As a free school, Winchester Academy would be state-funded but not under local authority control.
This means it can decide its own curriculum, length of school day, and admission criteria.
The Winchester free school plans to have a compulsory extended school day that runs from 8.30am to 4.30pm to provide extra-curricular activities for all pupils, including languages, sport, drama, music and dance at no cost to parents.
The school’s philosophy includes a strict “no tolerance” behaviour policy to ensure high standards of uniform, attendance and homework.
It plans a traditional model of education, focusing on basic skills in maths, reading and writing.
But it also promises a life skills programme to ensure pupils leave as “aspirational citizens of the future”.

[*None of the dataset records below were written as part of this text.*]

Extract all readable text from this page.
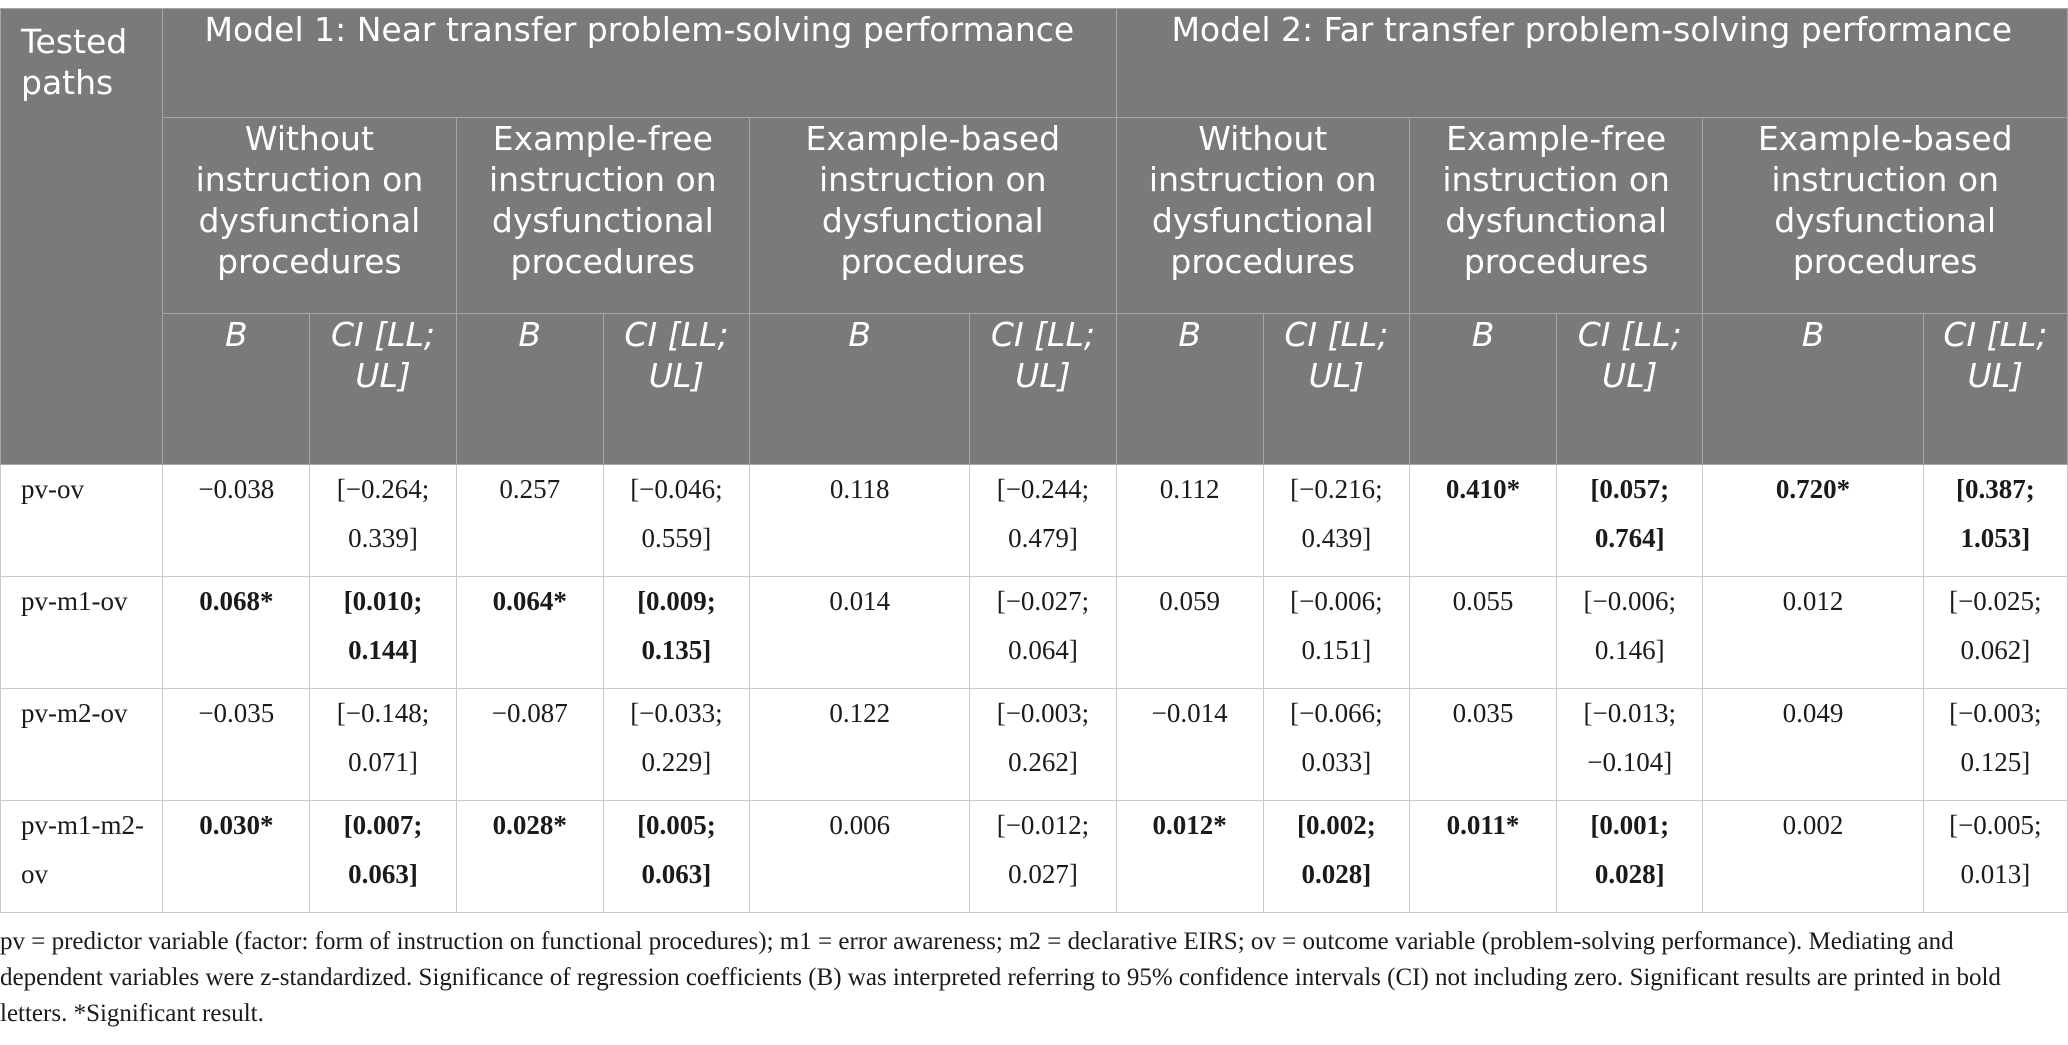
Tested paths	Model 1: Near transfer problem-solving performance						Model 2: Far transfer problem-solving performance					
	Without instruction on dysfunctional procedures		Example-free instruction on dysfunctional procedures		Example-based instruction on dysfunctional procedures		Without instruction on dysfunctional procedures		Example-free instruction on dysfunctional procedures		Example-based instruction on dysfunctional procedures	
	B	CI [LL; UL]	B	CI [LL; UL]	B	CI [LL; UL]	B	CI [LL; UL]	B	CI [LL; UL]	B	CI [LL; UL]
pv-ov	−0.038	[−0.264; 0.339]	0.257	[−0.046; 0.559]	0.118	[−0.244; 0.479]	0.112	[−0.216; 0.439]	0.410*	[0.057; 0.764]	0.720*	[0.387; 1.053]
pv-m1-ov	0.068*	[0.010; 0.144]	0.064*	[0.009; 0.135]	0.014	[−0.027; 0.064]	0.059	[−0.006; 0.151]	0.055	[−0.006; 0.146]	0.012	[−0.025; 0.062]
pv-m2-ov	−0.035	[−0.148; 0.071]	−0.087	[−0.033; 0.229]	0.122	[−0.003; 0.262]	−0.014	[−0.066; 0.033]	0.035	[−0.013; −0.104]	0.049	[−0.003; 0.125]
pv-m1-m2-ov	0.030*	[0.007; 0.063]	0.028*	[0.005; 0.063]	0.006	[−0.012; 0.027]	0.012*	[0.002; 0.028]	0.011*	[0.001; 0.028]	0.002	[−0.005; 0.013]

pv = predictor variable (factor: form of instruction on functional procedures); m1 = error awareness; m2 = declarative EIRS; ov = outcome variable (problem-solving performance). Mediating and dependent variables were z-standardized. Significance of regression coefficients (B) was interpreted referring to 95% confidence intervals (CI) not including zero. Significant results are printed in bold letters. *Significant result.
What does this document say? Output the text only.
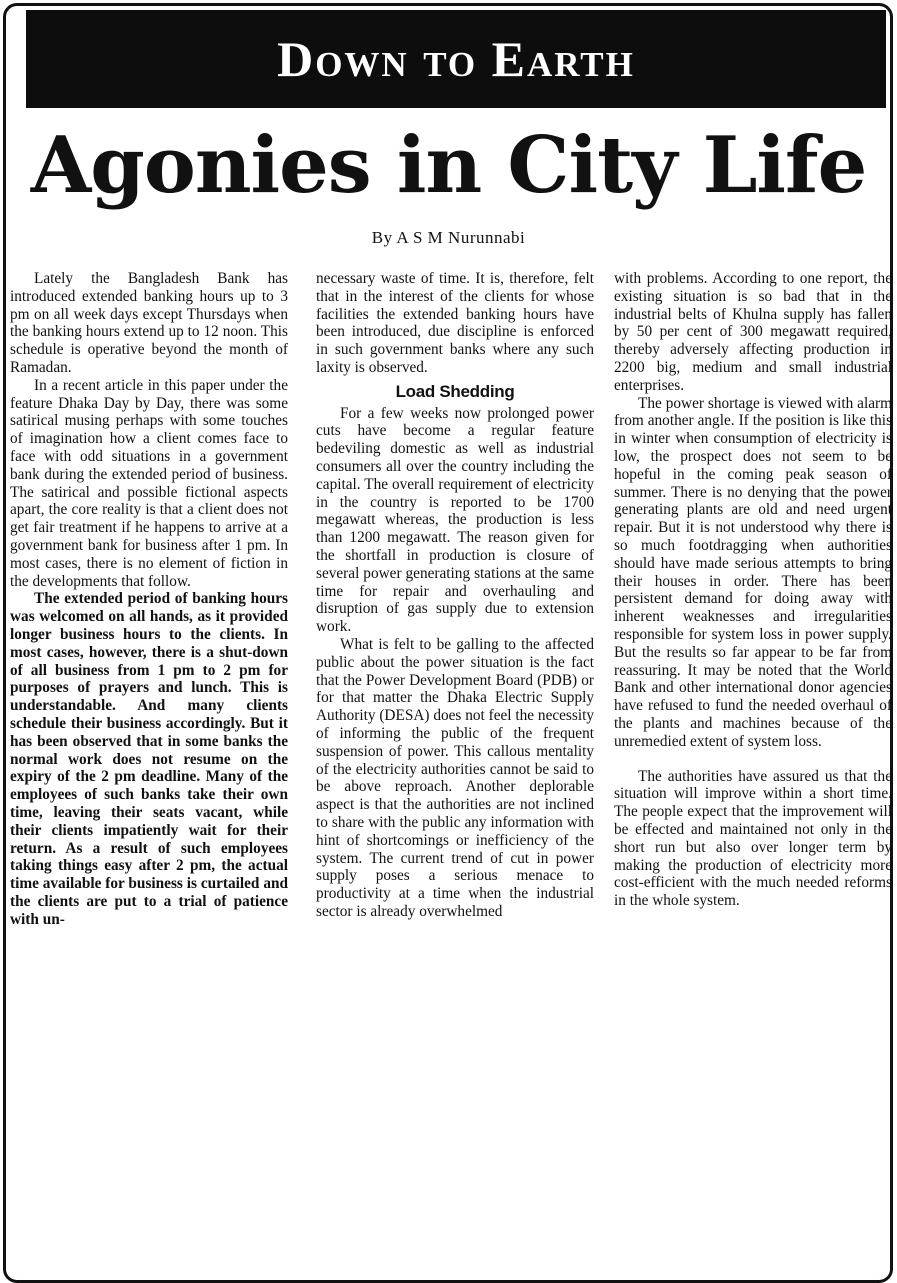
Down to Earth
Agonies in City Life
By A S M Nurunnabi

Lately the Bangladesh Bank has introduced extended banking hours up to 3 pm on all week days except Thursdays when the banking hours extend up to 12 noon. This schedule is operative beyond the month of Ramadan.

In a recent article in this paper under the feature Dhaka Day by Day, there was some satirical musing perhaps with some touches of imagination how a client comes face to face with odd situations in a government bank during the extended period of business. The satirical and possible fictional aspects apart, the core reality is that a client does not get fair treatment if he happens to arrive at a government bank for business after 1 pm. In most cases, there is no element of fiction in the developments that follow.

The extended period of banking hours was welcomed on all hands, as it provided longer business hours to the clients. In most cases, however, there is a shut-down of all business from 1 pm to 2 pm for purposes of prayers and lunch. This is understandable. And many clients schedule their business accordingly. But it has been observed that in some banks the normal work does not resume on the expiry of the 2 pm deadline. Many of the employees of such banks take their own time, leaving their seats vacant, while their clients impatiently wait for their return. As a result of such employees taking things easy after 2 pm, the actual time available for business is curtailed and the clients are put to a trial of patience with un-

necessary waste of time. It is, therefore, felt that in the interest of the clients for whose facilities the extended banking hours have been introduced, due discipline is enforced in such government banks where any such laxity is observed.

Load Shedding

For a few weeks now prolonged power cuts have become a regular feature bedeviling domestic as well as industrial consumers all over the country including the capital. The overall requirement of electricity in the country is reported to be 1700 megawatt whereas, the production is less than 1200 megawatt. The reason given for the shortfall in production is closure of several power generating stations at the same time for repair and overhauling and disruption of gas supply due to extension work.

What is felt to be galling to the affected public about the power situation is the fact that the Power Development Board (PDB) or for that matter the Dhaka Electric Supply Authority (DESA) does not feel the necessity of informing the public of the frequent suspension of power. This callous mentality of the electricity authorities cannot be said to be above reproach. Another deplorable aspect is that the authorities are not inclined to share with the public any information with hint of shortcomings or inefficiency of the system. The current trend of cut in power supply poses a serious menace to productivity at a time when the industrial sector is already overwhelmed

with problems. According to one report, the existing situation is so bad that in the industrial belts of Khulna supply has fallen by 50 per cent of 300 megawatt required, thereby adversely affecting production in 2200 big, medium and small industrial enterprises.

The power shortage is viewed with alarm from another angle. If the position is like this in winter when consumption of electricity is low, the prospect does not seem to be hopeful in the coming peak season of summer. There is no denying that the power generating plants are old and need urgent repair. But it is not understood why there is so much footdragging when authorities should have made serious attempts to bring their houses in order. There has been persistent demand for doing away with inherent weaknesses and irregularities responsible for system loss in power supply. But the results so far appear to be far from reassuring. It may be noted that the World Bank and other international donor agencies have refused to fund the needed overhaul of the plants and machines because of the unremedied extent of system loss.

The authorities have assured us that the situation will improve within a short time. The people expect that the improvement will be effected and maintained not only in the short run but also over longer term by making the production of electricity more cost-efficient with the much needed reforms in the whole system.
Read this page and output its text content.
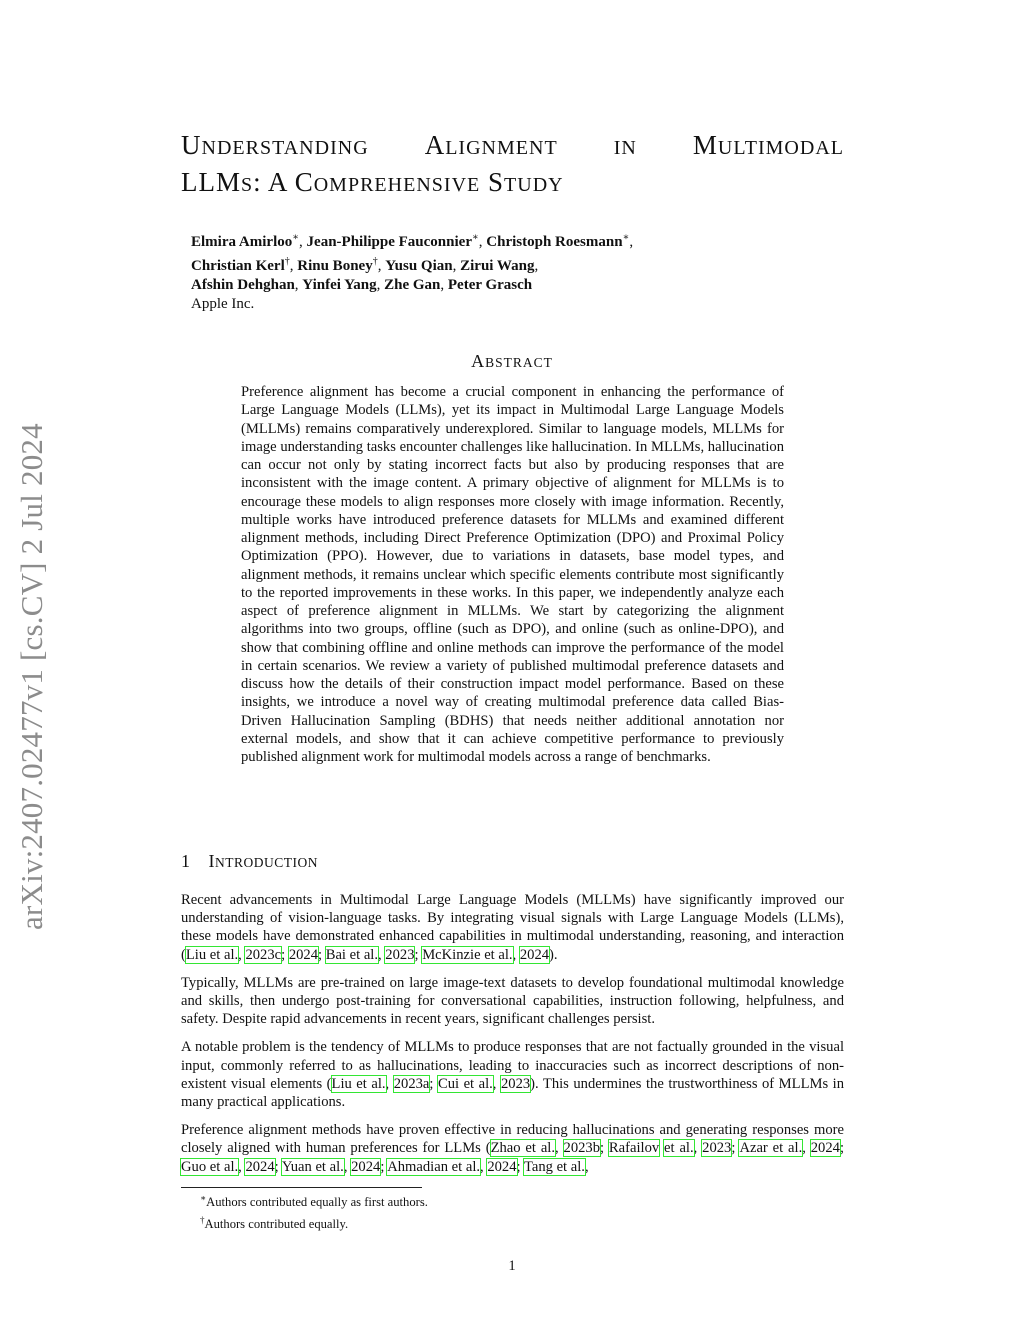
arXiv:2407.02477v1 [cs.CV] 2 Jul 2024
UNDERSTANDING ALIGNMENT	IN MULTIMODAL
LLMS: A COMPREHENSIVE STUDY
Elmira Amirloo∗, Jean-Philippe Fauconnier∗, Christoph Roesmann∗,
Christian Kerl†, Rinu Boney†, Yusu Qian, Zirui Wang,
Afshin Dehghan, Yinfei Yang, Zhe Gan, Peter Grasch
Apple Inc.
ABSTRACT
Preference alignment has become a crucial component in enhancing the performance of Large Language Models (LLMs), yet its impact in Multimodal Large Language Models (MLLMs) remains comparatively underexplored. Similar to language models, MLLMs for image understanding tasks encounter challenges like hallucination. In MLLMs, hallucination can occur not only by stating incorrect facts but also by producing responses that are inconsistent with the image content. A primary objective of alignment for MLLMs is to encourage these models to align responses more closely with image information. Recently, multiple works have introduced preference datasets for MLLMs and examined different alignment methods, including Direct Preference Optimization (DPO) and Proximal Policy Optimization (PPO). However, due to variations in datasets, base model types, and alignment methods, it remains unclear which specific elements contribute most significantly to the reported improvements in these works. In this paper, we independently analyze each aspect of preference alignment in MLLMs. We start by categorizing the alignment algorithms into two groups, offline (such as DPO), and online (such as online-DPO), and show that combining offline and online methods can improve the performance of the model in certain scenarios. We review a variety of published multimodal preference datasets and discuss how the details of their construction impact model performance. Based on these insights, we introduce a novel way of creating multimodal preference data called Bias-Driven Hallucination Sampling (BDHS) that needs neither additional annotation nor external models, and show that it can achieve competitive performance to previously published alignment work for multimodal models across a range of benchmarks.
1 INTRODUCTION

Recent advancements in Multimodal Large Language Models (MLLMs) have significantly improved our understanding of vision-language tasks. By integrating visual signals with Large Language Models (LLMs), these models have demonstrated enhanced capabilities in multimodal understanding, reasoning, and interaction (Liu et al., 2023c; 2024; Bai et al., 2023; McKinzie et al., 2024).

Typically, MLLMs are pre-trained on large image-text datasets to develop foundational multimodal knowledge and skills, then undergo post-training for conversational capabilities, instruction following, helpfulness, and safety. Despite rapid advancements in recent years, significant challenges persist.

A notable problem is the tendency of MLLMs to produce responses that are not factually grounded in the visual input, commonly referred to as hallucinations, leading to inaccuracies such as incorrect descriptions of non-existent visual elements (Liu et al., 2023a; Cui et al., 2023). This undermines the trustworthiness of MLLMs in many practical applications.

Preference alignment methods have proven effective in reducing hallucinations and generating responses more closely aligned with human preferences for LLMs (Zhao et al., 2023b; Rafailov et al., 2023; Azar et al., 2024; Guo et al., 2024; Yuan et al., 2024; Ahmadian et al., 2024; Tang et al.,

∗Authors contributed equally as first authors.
†Authors contributed equally.
1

However, the free school would follow Hampshire County Council’s admissions policy which is based on geographical catchment areas with those living closest to the school gate having priority.
Bournemouth-based Laura Dickson, an education consultant and former headteacher, is project coordinator for the new school.
She said: “We don’t want to step on the toes of any other schools and would work alongside and in partnership with them.”
If the Winchester Academy bid is accepted, organisers will be interviewed by government officials in March.
If it all works out, the free school will have 60 pupils in reception classes and grow to 420 students aged four to 11.
Mrs Dickson said about 40 prospective parents had already registered an interest in the reception places for September 2014.
Organisers have to show evidence of parental demand to win Government funding. The DfE is keen to start free schools where there is a shortage of school places.
However, Hampshire County Council has just approved plans to provide hundreds of new school places in the city at a cost of £10m.
In addition to the new two-form entry at The Westgate, it plans to expand St Peter’s Catholic Primary in Oliver’s Battery and Winnall Primary.
Free schools are the controversial brainchild of education secretary Michael Gove.
Twenty-four were opened in September 2011, another 55 in 2012, and 102 more will open this year.
Many are religious schools, including one where pupils practise transcendental meditation, but they have also included a specialist music primary, bilingual primary, and a “creative and unhurried” Steiner school.
Some have been over-subscribed, but many have opened with far fewer students than hoped.